Differential diagnosis of Schmidt syndrome should be carried out according to the symptoms prevailing in the clinical picture. Hyperpigmentation of the skin and mucous membranes should be distinguished from Cushing’s disease, hemochromatosis. Signs of hypoglycemia can be observed with insulinoma, nezidioblastosis. Muscle weakness must be differentiated from muscular dystrophies.
Treatment
Conservative therapy
The beginning of therapy of patients is always carried out in a hospital (department of endocrinology). The basis of treatment is constant hormone therapy. When an improvement in the general condition of the patient is achieved, regression of clinical symptoms and normalization of laboratory parameters, the dose of the drug can be reduced to maintenance, but the intake remains lifelong. In the conservative therapy of Schmidt syndrome , the following means are used:
- Corticosteroids. Glucocorticoids (hydrocortisone) and mineralocorticoids (fludrocortisone) are prescribed taking into account the physiological rhythm of hormone secretion (2/3 of the daily dose in the morning, 1/3 in the evening). In stressful situations (surgery, infectious disease accompanied by fever), it is necessary to increase the dose of medications 2-3 times.

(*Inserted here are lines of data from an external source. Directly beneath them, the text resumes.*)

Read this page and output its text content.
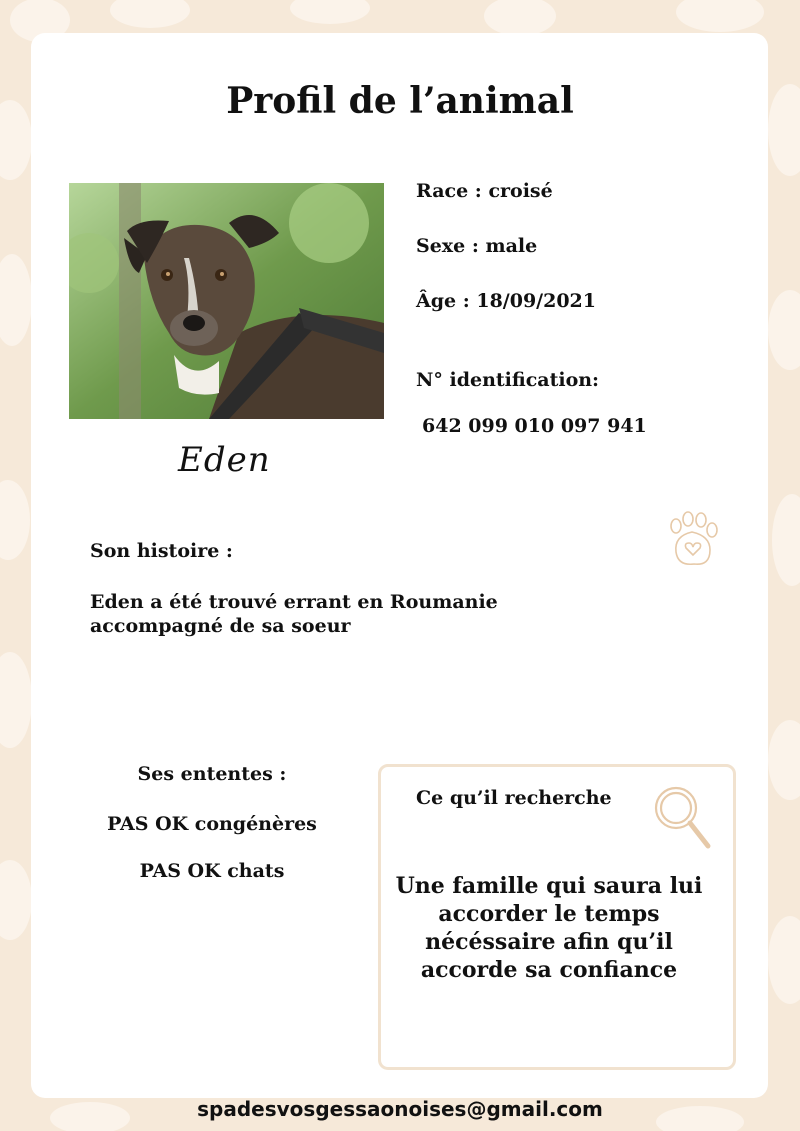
Profil de l’animal
Eden
Race : croisé
Sexe : male
Âge : 18/09/2021
N° identification:
642 099 010 097 941
Son histoire :
Eden a été trouvé errant en Roumanie accompagné de sa soeur
Ses ententes :
PAS OK congénères
PAS OK chats
Ce qu’il recherche
Une famille qui saura lui accorder le temps nécéssaire afin qu’il accorde sa confiance
spadesvosgessaonoises@gmail.com
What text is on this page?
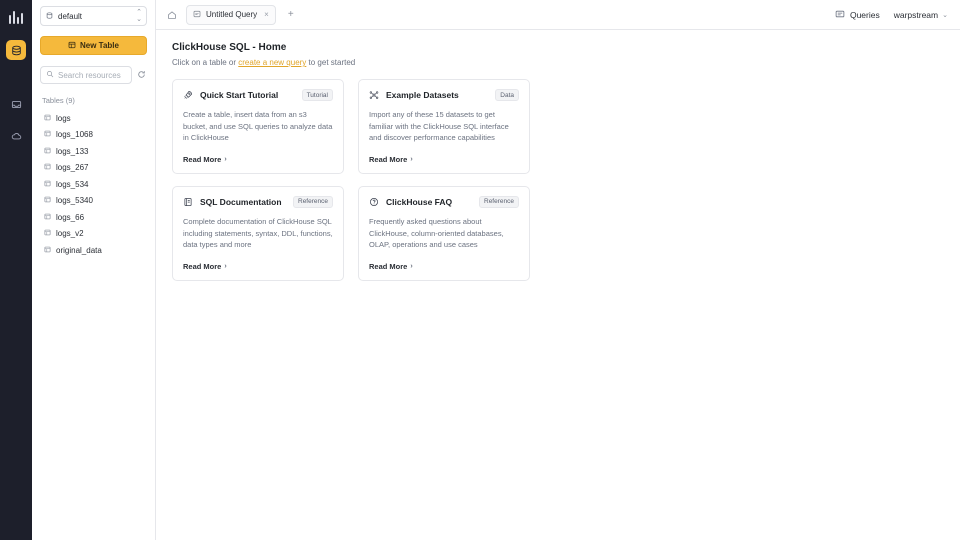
default	⌃
⌄
New Table
Search resources
Tables (9)
logs
logs_1068
logs_133
logs_267
logs_534
logs_5340
logs_66
logs_v2
original_data
Untitled Query ×	+	Queries warpstream ⌄
ClickHouse SQL - Home
Click on a table or create a new query to get started
Quick Start Tutorial	Tutorial
Create a table, insert data from an s3 bucket, and use SQL queries to analyze data in ClickHouse
Read More ›
Example Datasets	Data
Import any of these 15 datasets to get familiar with the ClickHouse SQL interface and discover performance capabilities
Read More ›
SQL Documentation	Reference
Complete documentation of ClickHouse SQL including statements, syntax, DDL, functions, data types and more
Read More ›
ClickHouse FAQ	Reference
Frequently asked questions about ClickHouse, column-oriented databases, OLAP, operations and use cases
Read More ›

- Thyroid hormones. The drug L-thyroxine is used. The dose is selected individually under the control of TSH. In the elderly and in people suffering from coronary heart disease, in order to avoid aggravation of angina episodes, treatment should begin with small doses.

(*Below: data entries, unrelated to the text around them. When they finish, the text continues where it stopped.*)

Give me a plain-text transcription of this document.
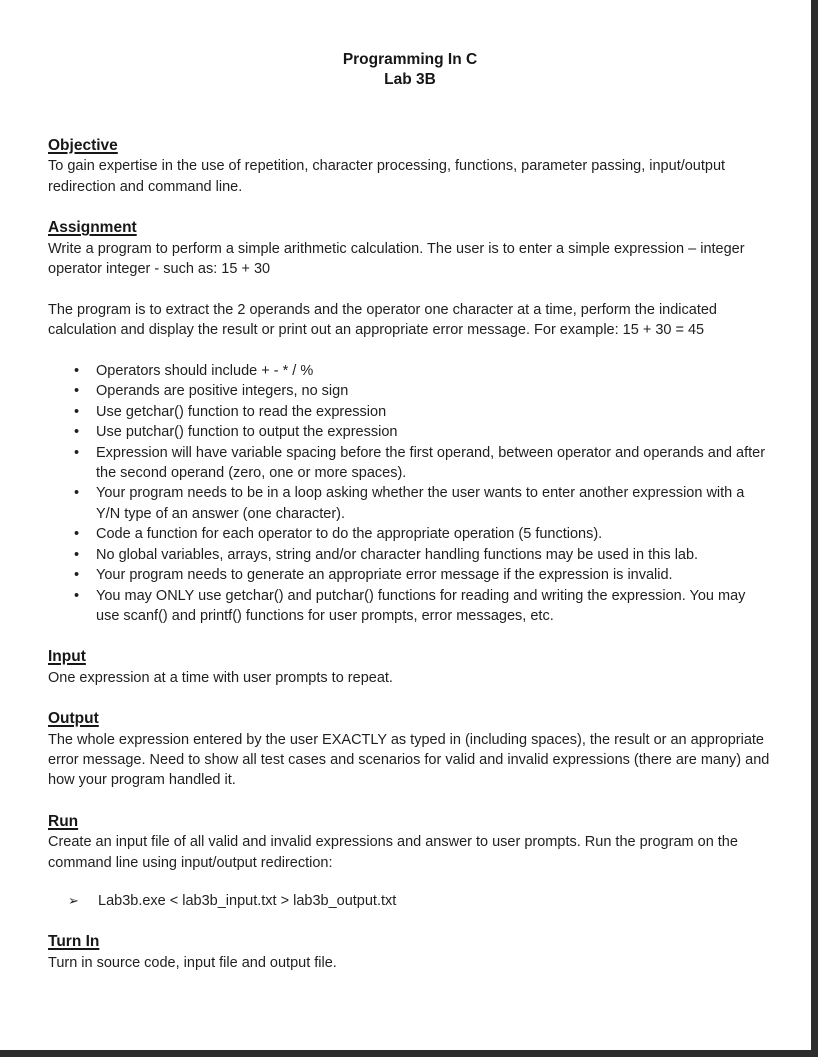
Programming In C
Lab 3B
Objective

To gain expertise in the use of repetition, character processing, functions, parameter passing, input/output redirection and command line.

Assignment

Write a program to perform a simple arithmetic calculation. The user is to enter a simple expression – integer operator integer - such as: 15 + 30

The program is to extract the 2 operands and the operator one character at a time, perform the indicated calculation and display the result or print out an appropriate error message. For example: 15 + 30 = 45

• Operators should include + - * / %
• Operands are positive integers, no sign
• Use getchar() function to read the expression
• Use putchar() function to output the expression
• Expression will have variable spacing before the first operand, between operator and operands and after the second operand (zero, one or more spaces).
• Your program needs to be in a loop asking whether the user wants to enter another expression with a Y/N type of an answer (one character).
• Code a function for each operator to do the appropriate operation (5 functions).
• No global variables, arrays, string and/or character handling functions may be used in this lab.
• Your program needs to generate an appropriate error message if the expression is invalid.
• You may ONLY use getchar() and putchar() functions for reading and writing the expression. You may use scanf() and printf() functions for user prompts, error messages, etc.
Input

One expression at a time with user prompts to repeat.

Output

The whole expression entered by the user EXACTLY as typed in (including spaces), the result or an appropriate error message. Need to show all test cases and scenarios for valid and invalid expressions (there are many) and how your program handled it.

Run

Create an input file of all valid and invalid expressions and answer to user prompts. Run the program on the command line using input/output redirection:

➢ Lab3b.exe < lab3b_input.txt > lab3b_output.txt
Turn In

Turn in source code, input file and output file.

- Thyrostatic agents. To suppress the hormone-producing function of the thyroid gland, thyrostatic agents (propylthiouracil, thiamazole) are used either in monotherapy mode or in combination with levothyroxine (the “block and replace” scheme).
- Radioactive iodine. If the drug treatment of thyrotoxicosis is ineffective, radioactive iodine therapy is used.
- Beta-blockers. These drugs are prescribed to reduce the adrenergic manifestations of thyrotoxicosis. Propranolol, which suppresses the peripheral conversion of T4 to T3, is considered to be the means of choice.
With a combination of chronic adrenal insufficiency and hypothyroidism, treatment should always begin with the correction of hypocorticism. This is due to the fact that levothyroxine accelerates the clearance of glucocorticoids in the liver, and its administration to a patient with uncompensated CAI can provoke the development of acute adrenal insufficiency.
Surgical treatment
If conservative therapy of hyperthyroidism is unsuccessful (frequent relapses) or drug intolerance, surgical removal of the thyroid gland is resorted to – total thyroidectomy. Prior to surgery, it is necessary to achieve a state of euthyroidism (normalization of thyroid hormone indicators) with thyrostatics or large doses of potassium iodide. After removal of the gland, levothyroxine is prescribed in a replacement dose.
Prognosis and prevention
With timely diagnosis and well-conducted therapy, Schmidt syndrome has a favorable prognosis. The patient’s life expectancy may not differ in any way from that in the general population. The main causes of death in decompensated hormonal deficiency are severe generalized infections, adrenal crisis, myxedematous coma.
Since the exact causes of the disease are unknown, there are no methods of primary prevention. Secondary prevention (prevention of complications) consists in regular monitoring of clinical (general well-being of the patient, blood pressure) and laboratory parameters (concentration of TSH, glucose, potassium).
Literature
- Update on autoimmune polyendocrine syndrome (APS)/ C. Betterle, R. Zanchetta// Acta. Biomed. Ateneo. Parmense. — 2003. — Vol. 74, № 1.
- Autoimmune polyglandular syndrome type 2. Typical difficulties of diagnosis and treatment/ N.Y. Sviridenko, M.V. Brizhan, G.F. Alexandrova// Clinical thyroidology. – 2003. — Vol. 1, No. 4.